The United States Soccer Federation announced on Thursday that they have reached an agreement with current U.S. Men’s National Team coach Jurgen Klinsmann on a contract extension that will keep him with the team through 2018.
It’s a very deserving extension for Klinsmann, who has completely changed the mindset of American soccer and its fans. Klinsmann has won 26 of 43 at the helm of the team, including a 12-match winning streak during the 2013 calendar year. He has also lead the team to historic victories against Italy (the first win over Italy since 1934) and Mexico (the first win ever at Estadio Azteca).
The problem with this extension is that it comes seven months earlier than it should. Klinsmann was hired to make the United States a soccer power in the world and though he has a few very good victories, the United States is hardly contending for a FIFA World Cup championship any time soon.
Moreover, the team is facing the toughest group it has ever drawn with second-ranked Germany, fifth-ranked Portugal and 24th-ranked Ghana alongside the Americans.

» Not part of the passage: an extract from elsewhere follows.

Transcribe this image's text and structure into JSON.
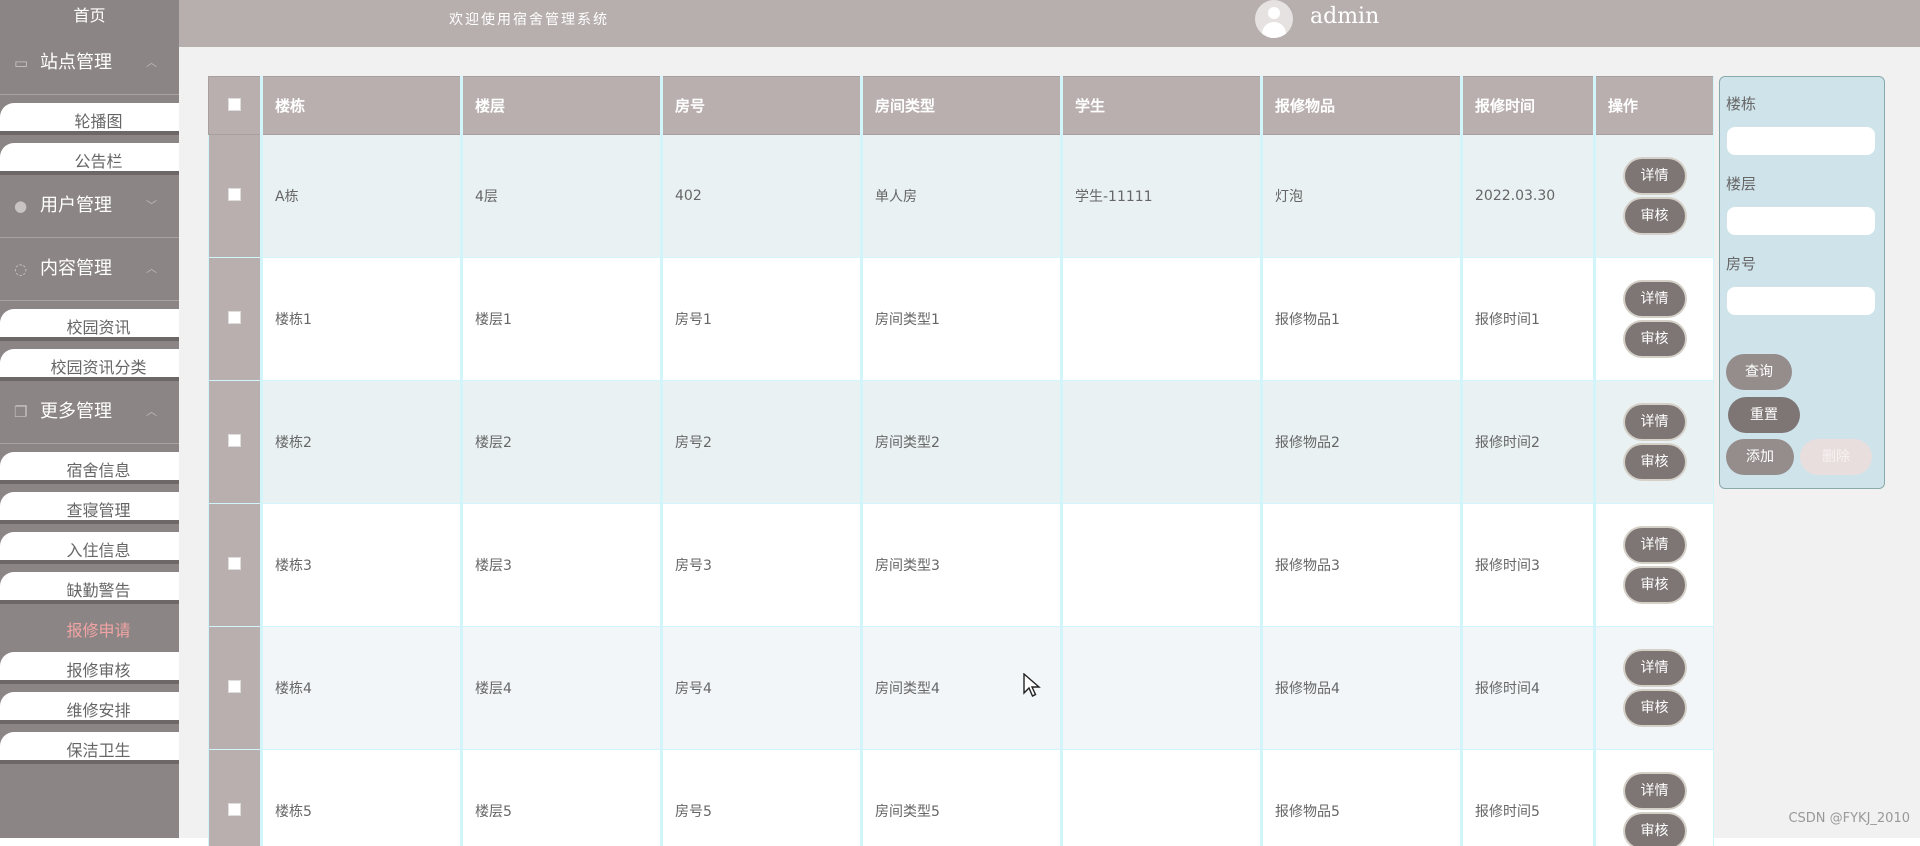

Going into the 2006 FIFA World Cup, the United States was in a similar group situation having drawn Czech Republic, Italy and Ghana after topping the CONCACAF Hexagonal table. The Americans came out of that with a draw, two losses and a -4 goal differential despite being ranked fifth in the FIFA/Coca-Cola World Rankings. This poor performance would end up costing then-manager Bruce Arena his job.
There is no doubt that Klinsmann will have the United States be competitive in the group stage matches, but what will the mindset of American soccer fans be if the team crashes out of the group stage with one point and a -4 goal differential like in 2006? Will the USSF and American fans still believe that Klinsmann is the man that will help the United States take the next step?